From a Puppy Tripawd to Grown Up Queen Bee, Spree Bounces Back Again
Spree was just 1.5 years old when we met her in 2010 at Canine Health Resort in Fort Collins, Colorado. This adorable puppy was born with a poorly formed front leg and became a Tripawd at 15 weeks old. Shortly after that, she underwent a bi-lateral femoral head ostectomy (FHO) surgery on both hips. The young dog went through a lot during her first two years but thanks to excellent ongoing canine rehabilitation therapy, Spree enjoys an excellent quality of life.
She rules the pack at Canine Health Resort, where dogs of all ages and abilities come to recuperate after major surgery at nearby Colorado State University’s veterinary teaching hospital. “She’s the Queen Bee around here,” reports Connie Fredman, who runs the medical boarding facility.
An extensive regimen of weekly massage and Tripawd rehab therapy sessions, along with ongoing pain management modalities like acupuncture have helped Spree stay active and strong. A daily regimen of medications including Gabapentin, Tramadol and Amantadine as well as fish oil and bone building supplements have also contributed to her resiliency. She gets blood work done every six months to ensure the pain management routine is kind to her health, and so far, so good.
But last winter, disaster struck. Spree started limping. Preliminary diagnostics were inconclusive, so vets performed a bone biopsy in her left hind leg to find out why. And that’s when things went terribly wrong. The bone biopsy shattered her leg. Spree the Tripawd was left with only two good limbs.
This 8.5 year old therapy dog didn’t have bone cancer, but the blood supply to her bone had dried up and made it brittle. The bone was necrotic and the only way to save her shattered limb was to surgically implant metal plates. Thankfully, the surgery worked but much of 2017 was spent in recovery mode. From swimming sessions twice a week in an indoor pool, to stem cell therapy, cold laser and acupuncture treatments, Spree’s long year of hard work has finally paid off.

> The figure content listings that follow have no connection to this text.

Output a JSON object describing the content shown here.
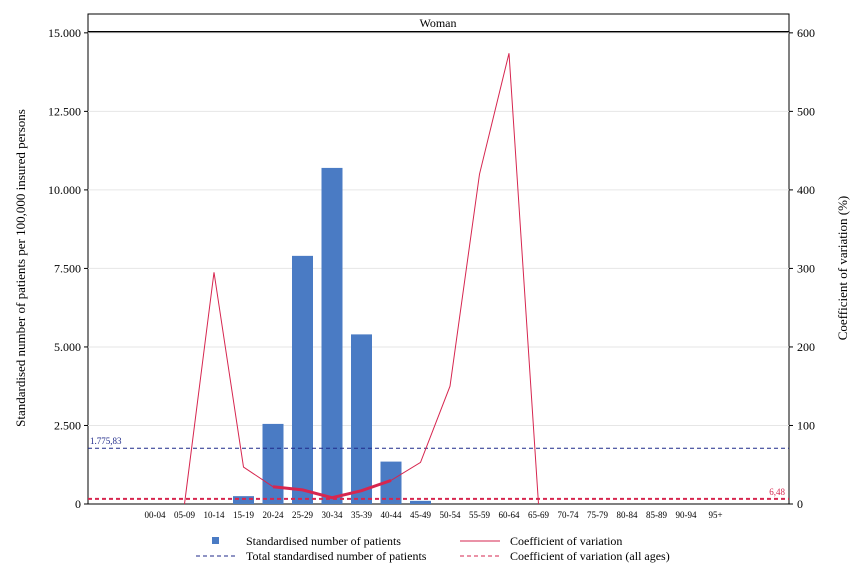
{
  "chart_data": {
    "type": "bar",
    "panel_title": "Woman",
    "ylabel": "Standardised number of patients per 100,000 insured persons",
    "y2label": "Coefficient of variation (%)",
    "ylim": [
      0,
      15600
    ],
    "y2lim": [
      0,
      624
    ],
    "yticks": [
      {
        "v": 0,
        "label": "0"
      },
      {
        "v": 2500,
        "label": "2.500"
      },
      {
        "v": 5000,
        "label": "5.000"
      },
      {
        "v": 7500,
        "label": "7.500"
      },
      {
        "v": 10000,
        "label": "10.000"
      },
      {
        "v": 12500,
        "label": "12.500"
      },
      {
        "v": 15000,
        "label": "15.000"
      }
    ],
    "y2ticks": [
      {
        "v": 0,
        "label": "0"
      },
      {
        "v": 100,
        "label": "100"
      },
      {
        "v": 200,
        "label": "200"
      },
      {
        "v": 300,
        "label": "300"
      },
      {
        "v": 400,
        "label": "400"
      },
      {
        "v": 500,
        "label": "500"
      },
      {
        "v": 600,
        "label": "600"
      }
    ],
    "categories": [
      "00-04",
      "05-09",
      "10-14",
      "15-19",
      "20-24",
      "25-29",
      "30-34",
      "35-39",
      "40-44",
      "45-49",
      "50-54",
      "55-59",
      "60-64",
      "65-69",
      "70-74",
      "75-79",
      "80-84",
      "85-89",
      "90-94",
      "95+"
    ],
    "series": [
      {
        "name": "Standardised number of patients",
        "kind": "bar",
        "axis": "left",
        "color": "#4a7bc4",
        "values": [
          0,
          0,
          0,
          250,
          2550,
          7900,
          10700,
          5400,
          1350,
          100,
          0,
          0,
          0,
          0,
          0,
          0,
          0,
          0,
          0,
          0
        ]
      },
      {
        "name": "Coefficient of variation",
        "kind": "line",
        "axis": "right",
        "color": "#d6264f",
        "values": [
          null,
          0,
          295,
          47,
          22,
          18,
          8,
          17,
          30,
          53,
          150,
          420,
          574,
          0,
          null,
          null,
          null,
          null,
          null,
          null
        ],
        "emphasis_range": [
          4,
          8
        ]
      }
    ],
    "reference_lines": [
      {
        "name": "Total standardised number of patients",
        "axis": "left",
        "value": 1775.83,
        "label": "1.775,83",
        "color": "#1f2a8a",
        "label_pos": "left"
      },
      {
        "name": "Coefficient of variation (all ages)",
        "axis": "right",
        "value": 6.48,
        "label": "6,48",
        "color": "#d6264f",
        "label_pos": "right"
      }
    ],
    "legend_position": "bottom",
    "grid": "horizontal"
  }
}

“She’s doing well, she’s got a good spirit about her,” says Connie. As scary as a remaining rear leg surgery on a Tripawd can be, she says the recovery wasn’t too bad. “The worst part for her was that she didn’t get to sit in front of the car when we went places,” says Connie.
With a long recovery year behind her, Spree can get back to doing what she loves most. From her therapy dog days at the library to competing at the Doggy Olympics, there’s no end to the many ways she inspires people wherever she goes.